Die interessante Frage aus dem Publikum im Presseclub Concordia, wo die Studie heute Donnerstag präsentiert wurde, warum denn die Österreicher so schlecht über den Klimawandel informiert sind, wo das Land doch mit dem ORF und der Krone fraglos umweltfreundliche Leitmedien habe, wusste Mutter Erde-Geschäftsführerin Anita Malli nicht so recht zu beantworten. Zuerst versuchte sie es mit dem Argument, dass Klimawandel (noch?) kein Gegenstand im Schulunterricht sei. Dann zitierte sie sinngemäß die Einsicht eines früheren österreichischen Bundeskanzlers, dass eben alles sehr kompliziert sei: „Es ist ein komplexes System. Es wird schon sehr viel verlangt von uns Menschen, das zu verstehen. Da stehen wir als Gesamtgesellschaft gerade erst am Anfang. Wir haben gesehen, dass es viele Menschen gibt, die sich mit dem Thema beschäftigen. Das sind die gehobenen, gebildeteren Milieus. Aber es geht darum, auch alle zu erreichen, die diese Bildungsmöglichkeiten nicht haben. Und da sind eben auch die Medien und die Umweltgesellschaften gefordert.“

Steuern für Umweltschädlinge

87 Prozent der Österreicher vertreten die Ansicht, jeder könne aktiv zum Klimaschutz beitragen; 54 Prozent bekunden große Angst vor dem Klimawandel, für dessen Hauptverursacher 74 Prozent fossile Brennstoffe halten. 88 Prozent sind überzeugt - 60 davon stark -, dass etwas gegen den Klimawandel getan werden muss. 87 Prozent finden, dass man dafür Wirtschaft und Industrie viel stärker in die Pflicht nehmen muss.

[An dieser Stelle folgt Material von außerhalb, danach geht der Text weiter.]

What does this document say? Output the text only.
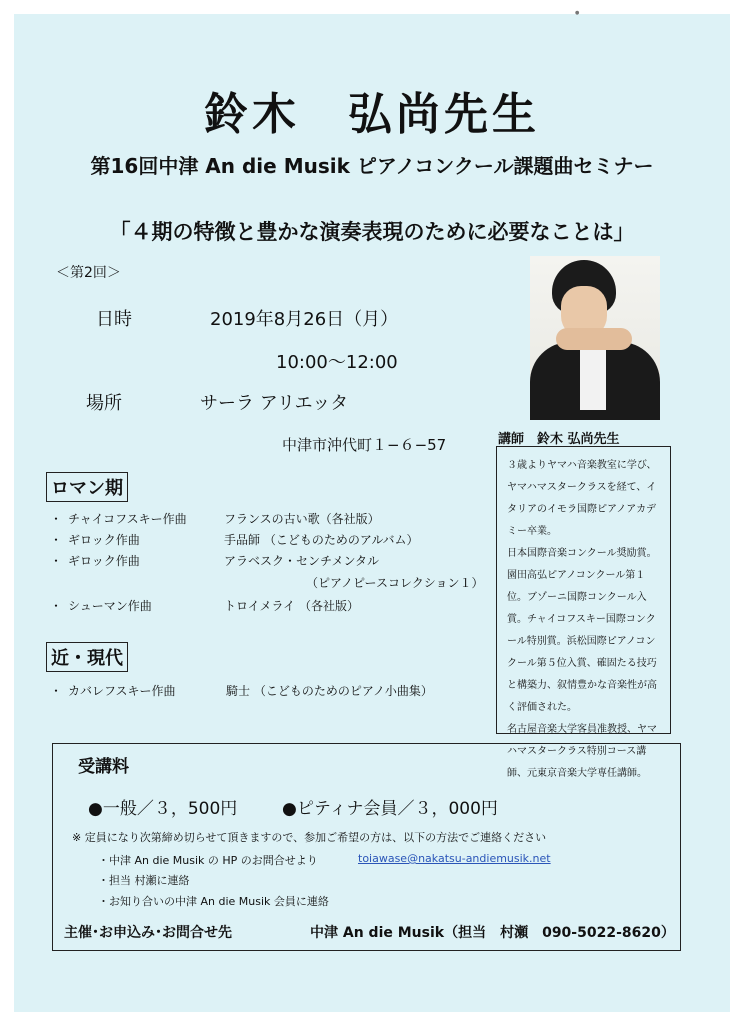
●
鈴木　弘尚先生
第16回中津 An die Musik ピアノコンクール課題曲セミナー
「４期の特徴と豊かな演奏表現のために必要なことは」
＜第2回＞
日時	2019年8月26日（月）
10:00〜12:00
場所	サーラ アリエッタ
中津市沖代町１−６−57	講師　鈴木 弘尚先生

３歳よりヤマハ音楽教室に学び、ヤマハマスタークラスを経て、イタリアのイモラ国際ピアノアカデミー卒業。

日本国際音楽コンクール奨励賞。

園田高弘ピアノコンクール第１位。ブゾーニ国際コンクール入賞。チャイコフスキー国際コンクール特別賞。浜松国際ピアノコンクール第５位入賞、確固たる技巧と構築力、叙情豊かな音楽性が高く評価された。

名古屋音楽大学客員准教授、ヤマハマスタークラス特別コース講師、元東京音楽大学専任講師。

ロマン期
・ チャイコフスキー作曲	フランスの古い歌（各社版）
・ ギロック作曲	手品師 （こどものためのアルバム）
・ ギロック作曲	アラベスク・センチメンタル
（ピアノピースコレクション１）
・ シューマン作曲	トロイメライ （各社版）
近・現代
・ カバレフスキー作曲	騎士 （こどものためのピアノ小曲集）
受講料
●一般／３，500円	●ピティナ会員／３，000円
※ 定員になり次第締め切らせて頂きますので、参加ご希望の方は、以下の方法でご連絡ください
・中津 An die Musik の HP のお問合せより	toiawase@nakatsu-andiemusik.net
・担当 村瀬に連絡
・お知り合いの中津 An die Musik 会員に連絡
主催･お申込み･お問合せ先	中津 An die Musik（担当　村瀬　090-5022-8620）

80 Prozent sind der Meinung, die Politik müsste viel mehr für den Klimaschutz tun - nur 13 Prozent glauben, sie tue bereits genug. Sehr mäßige 34 Prozent vertrauen der Regierung (gegenüber 61 Prozent Misstrauenden), die richtigen Maßnahmen gegen den Klimawandel zu setzen. Eine davon wäre, so finden 79 Prozent, die Gestaltung des Steuersystems nach dem Verursacherprinzip: Dass eine klimaschädliche Geschäftspraxis stärker besteuert wird als eine klimafreundliche.
„Das bedeutet, die Menschen haben keine Geduld und kein Verständnis mehr, dass eine halbe Milliarde Euro („Strafzahlungen“ für das Verfehlen von EU-Klimazielen, Anm.) an CO2 in die Luft verballert wird“, kommentiert Global 2000-Geschäftsführerin und Mutter Erde-Vorstandsmitglied Agnes Zauner.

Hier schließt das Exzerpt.